The wedding of striving Faust to Greek Helena in Goethe's drama, which Steiner read as the modern soul reaching back to marry the lost beauty of antiquity.
Faust and Helena in Anthroposophy is the marriage at the heart of Goethe's Faust Part Two, where the striving Northern seeker is wedded to Helen of Troy, the embodiment of Greek beauty. Rudolf Steiner, in his GA 273 Faust lectures of 1916 to 1918, read this union not as a love story but as a meeting of two epochs of the soul: the will-driven striving of the fifth post-Atlantean age joined to the imaginative, picture-rich consciousness of the fourth, the Greek age. Their child Euphorion, who soars and falls, is the offspring of that union, beauty born from striving and unable to remain on earth. The marriage stages, in dramatic form, how the modern human reaches back to recover what Greece once possessed.

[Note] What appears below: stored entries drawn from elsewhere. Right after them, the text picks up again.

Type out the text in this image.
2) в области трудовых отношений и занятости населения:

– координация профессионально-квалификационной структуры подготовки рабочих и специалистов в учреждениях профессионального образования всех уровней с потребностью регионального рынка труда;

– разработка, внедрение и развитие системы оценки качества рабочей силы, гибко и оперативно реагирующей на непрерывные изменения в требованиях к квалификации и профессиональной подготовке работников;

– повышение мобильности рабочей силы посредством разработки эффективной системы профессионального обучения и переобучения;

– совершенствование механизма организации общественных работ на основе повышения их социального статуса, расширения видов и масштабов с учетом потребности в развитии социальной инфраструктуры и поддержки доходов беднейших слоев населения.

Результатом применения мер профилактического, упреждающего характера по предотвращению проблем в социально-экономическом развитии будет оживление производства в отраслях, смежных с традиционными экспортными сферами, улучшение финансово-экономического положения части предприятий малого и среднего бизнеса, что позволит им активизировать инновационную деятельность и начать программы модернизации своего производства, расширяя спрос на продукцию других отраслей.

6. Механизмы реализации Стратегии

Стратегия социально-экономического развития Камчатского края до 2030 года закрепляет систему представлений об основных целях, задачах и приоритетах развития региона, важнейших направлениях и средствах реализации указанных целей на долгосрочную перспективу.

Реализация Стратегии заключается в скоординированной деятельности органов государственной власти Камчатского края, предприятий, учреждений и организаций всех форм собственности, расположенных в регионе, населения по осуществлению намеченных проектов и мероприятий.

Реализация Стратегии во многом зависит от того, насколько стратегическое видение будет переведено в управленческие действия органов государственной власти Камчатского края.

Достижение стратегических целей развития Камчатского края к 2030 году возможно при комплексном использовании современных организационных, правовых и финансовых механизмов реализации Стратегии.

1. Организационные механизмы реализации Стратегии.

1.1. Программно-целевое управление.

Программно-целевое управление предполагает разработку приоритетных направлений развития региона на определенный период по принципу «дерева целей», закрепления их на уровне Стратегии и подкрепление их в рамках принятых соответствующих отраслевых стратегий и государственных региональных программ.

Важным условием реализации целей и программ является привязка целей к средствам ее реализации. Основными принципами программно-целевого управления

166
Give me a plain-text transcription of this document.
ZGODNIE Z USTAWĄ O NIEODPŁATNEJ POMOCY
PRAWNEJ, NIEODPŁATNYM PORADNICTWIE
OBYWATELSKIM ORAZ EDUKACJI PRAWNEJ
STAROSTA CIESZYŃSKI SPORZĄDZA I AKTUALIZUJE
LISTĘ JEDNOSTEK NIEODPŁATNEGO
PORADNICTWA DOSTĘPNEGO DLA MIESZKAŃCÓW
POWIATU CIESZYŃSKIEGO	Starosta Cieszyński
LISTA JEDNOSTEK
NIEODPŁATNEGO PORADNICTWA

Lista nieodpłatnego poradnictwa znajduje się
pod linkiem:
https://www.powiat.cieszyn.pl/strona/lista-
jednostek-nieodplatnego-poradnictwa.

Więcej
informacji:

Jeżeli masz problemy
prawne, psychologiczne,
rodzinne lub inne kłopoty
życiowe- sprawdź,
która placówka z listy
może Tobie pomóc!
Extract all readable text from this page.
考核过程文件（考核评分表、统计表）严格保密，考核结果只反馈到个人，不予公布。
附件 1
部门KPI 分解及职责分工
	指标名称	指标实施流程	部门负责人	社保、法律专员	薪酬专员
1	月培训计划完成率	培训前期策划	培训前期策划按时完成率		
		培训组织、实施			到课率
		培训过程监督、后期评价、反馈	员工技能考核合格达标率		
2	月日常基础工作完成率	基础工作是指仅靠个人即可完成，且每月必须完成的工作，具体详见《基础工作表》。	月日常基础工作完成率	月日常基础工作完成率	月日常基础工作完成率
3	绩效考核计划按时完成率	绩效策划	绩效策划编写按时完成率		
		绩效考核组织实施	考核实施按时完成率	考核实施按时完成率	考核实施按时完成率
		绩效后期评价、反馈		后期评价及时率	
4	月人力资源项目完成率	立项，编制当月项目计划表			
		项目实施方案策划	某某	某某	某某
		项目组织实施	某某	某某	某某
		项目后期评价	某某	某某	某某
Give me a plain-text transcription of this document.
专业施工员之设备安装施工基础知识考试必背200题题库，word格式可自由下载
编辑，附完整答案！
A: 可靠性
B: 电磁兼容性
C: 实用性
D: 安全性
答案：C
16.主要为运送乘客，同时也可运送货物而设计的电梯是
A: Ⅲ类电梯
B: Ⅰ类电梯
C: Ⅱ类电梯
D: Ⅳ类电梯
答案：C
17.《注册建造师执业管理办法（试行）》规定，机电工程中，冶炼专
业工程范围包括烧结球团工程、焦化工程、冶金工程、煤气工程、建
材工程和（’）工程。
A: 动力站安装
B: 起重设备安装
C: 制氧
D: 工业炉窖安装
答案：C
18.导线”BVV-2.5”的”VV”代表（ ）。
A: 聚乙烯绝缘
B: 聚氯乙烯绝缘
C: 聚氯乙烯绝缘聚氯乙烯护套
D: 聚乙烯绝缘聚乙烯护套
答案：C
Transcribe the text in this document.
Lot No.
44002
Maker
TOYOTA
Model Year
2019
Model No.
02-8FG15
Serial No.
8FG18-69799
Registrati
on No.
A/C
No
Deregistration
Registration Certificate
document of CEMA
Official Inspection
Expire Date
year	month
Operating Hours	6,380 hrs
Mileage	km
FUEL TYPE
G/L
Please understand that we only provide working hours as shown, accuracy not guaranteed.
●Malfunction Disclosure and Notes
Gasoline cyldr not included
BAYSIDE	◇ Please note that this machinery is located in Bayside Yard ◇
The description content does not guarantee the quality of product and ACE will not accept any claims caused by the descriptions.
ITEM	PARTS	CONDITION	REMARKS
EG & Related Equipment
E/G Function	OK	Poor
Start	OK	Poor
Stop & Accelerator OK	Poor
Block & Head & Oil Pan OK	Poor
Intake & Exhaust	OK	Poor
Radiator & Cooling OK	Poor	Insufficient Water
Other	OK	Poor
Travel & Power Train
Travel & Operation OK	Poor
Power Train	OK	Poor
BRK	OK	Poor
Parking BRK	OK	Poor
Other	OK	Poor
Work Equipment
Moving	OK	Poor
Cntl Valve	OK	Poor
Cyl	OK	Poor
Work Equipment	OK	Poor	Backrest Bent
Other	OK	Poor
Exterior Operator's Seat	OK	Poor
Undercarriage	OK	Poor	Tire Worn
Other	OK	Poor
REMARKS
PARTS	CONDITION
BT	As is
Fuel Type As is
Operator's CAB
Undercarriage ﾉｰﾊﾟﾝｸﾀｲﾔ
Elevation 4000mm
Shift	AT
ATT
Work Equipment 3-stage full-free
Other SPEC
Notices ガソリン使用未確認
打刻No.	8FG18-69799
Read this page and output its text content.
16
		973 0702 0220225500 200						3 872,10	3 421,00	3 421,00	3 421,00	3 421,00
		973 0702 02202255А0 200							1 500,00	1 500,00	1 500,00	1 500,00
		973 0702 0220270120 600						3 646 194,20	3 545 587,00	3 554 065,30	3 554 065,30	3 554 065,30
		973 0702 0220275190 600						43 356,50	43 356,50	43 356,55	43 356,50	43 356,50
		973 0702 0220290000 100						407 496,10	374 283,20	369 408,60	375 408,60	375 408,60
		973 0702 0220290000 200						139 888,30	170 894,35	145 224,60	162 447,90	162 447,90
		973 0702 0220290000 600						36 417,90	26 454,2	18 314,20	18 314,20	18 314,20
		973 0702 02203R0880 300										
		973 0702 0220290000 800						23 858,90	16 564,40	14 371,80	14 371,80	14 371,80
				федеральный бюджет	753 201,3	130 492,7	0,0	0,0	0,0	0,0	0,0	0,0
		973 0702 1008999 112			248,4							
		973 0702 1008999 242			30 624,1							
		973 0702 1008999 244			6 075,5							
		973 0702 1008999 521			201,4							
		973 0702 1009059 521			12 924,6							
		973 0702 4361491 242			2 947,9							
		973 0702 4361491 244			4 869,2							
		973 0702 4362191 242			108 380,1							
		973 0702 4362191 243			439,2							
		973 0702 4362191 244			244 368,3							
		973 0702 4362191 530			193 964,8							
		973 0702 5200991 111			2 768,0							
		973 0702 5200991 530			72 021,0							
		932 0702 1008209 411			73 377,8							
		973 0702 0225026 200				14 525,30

When Faust climbs through the realm of the Mothers, crosses the Classical Walpurgis Night, and at last brings Helena out of the past into his own house, Goethe shows a wedding that no ordinary marriage could be. Steiner heard in it the central riddle of his Faust cycle: the modern, striving Western soul longing for, and finally uniting with, the beauty that the Greek world once carried as a living possession.
In Steiner's Own Words
We must, remember that the Helena problem played an important part in the content of the old Greek Mysteries. To recognise the being of Helena was essential to a certain process of Initiation. For in the being of Helena, in the old Greek Mysteries, one learned to know something of the tasks of the fourth post-Atlantean epoch in relation to the Spiritual World. Therefore in ancient Greece there was an exoteric and an esoteric legend of Helena. The exoteric legend is well known; the other has also become known, for all things esoteric become exoteric by-and-by. The exoteric legend is as follows: Through the well-known event with the three Goddesses, Paris was instigated to take Helena from Menelaus.
What it Means Today
Goethe wrote the Helena act over decades, and Steiner insisted it cannot be enjoyed as costume romance. Faust does not simply fall for a beautiful woman. He raises Helena three times, each at a deeper level of the soul. First, in the Witch's Kitchen, he sees her as a picture in the magic mirror, an idea lifted into image. Next, at the Emperor's Court, he calls her up through feeling, breaking out in the scale of inclination, love, worship, and longing. Only in Act III does she stand before him as a present reality, met by the will, and from that meeting Euphorion is born. The marriage is therefore a ladder of consciousness: thinking, then feeling, then willing, each raised to imagination. What Faust weds is not a person but an age, the fourth post-Atlantean epoch of Greece, recovered inside the fifth.
Anthroposophists do not leave this on the page. At the Goetheanum in Dornach, the building Steiner designed for exactly this purpose, the complete uncut Faust has been staged since 1938, and the present Goetheanum stage company still performs the Helena act as living theatre rather than literature. There the union reads as a working diagnosis of the Western soul: a striving that has gained the will of the modern age but lost the picture-consciousness of antiquity, and that must climb back, through the Mothers and the Classical Walpurgis Night, to wed what it once knew. Euphorion's fall says the rest. Beauty conceived from such striving cannot yet keep its feet on earth; the child of Faust and Helena rises in flame and drops, and the marriage dissolves, leaving Faust to carry the loss forward into the work of his last act.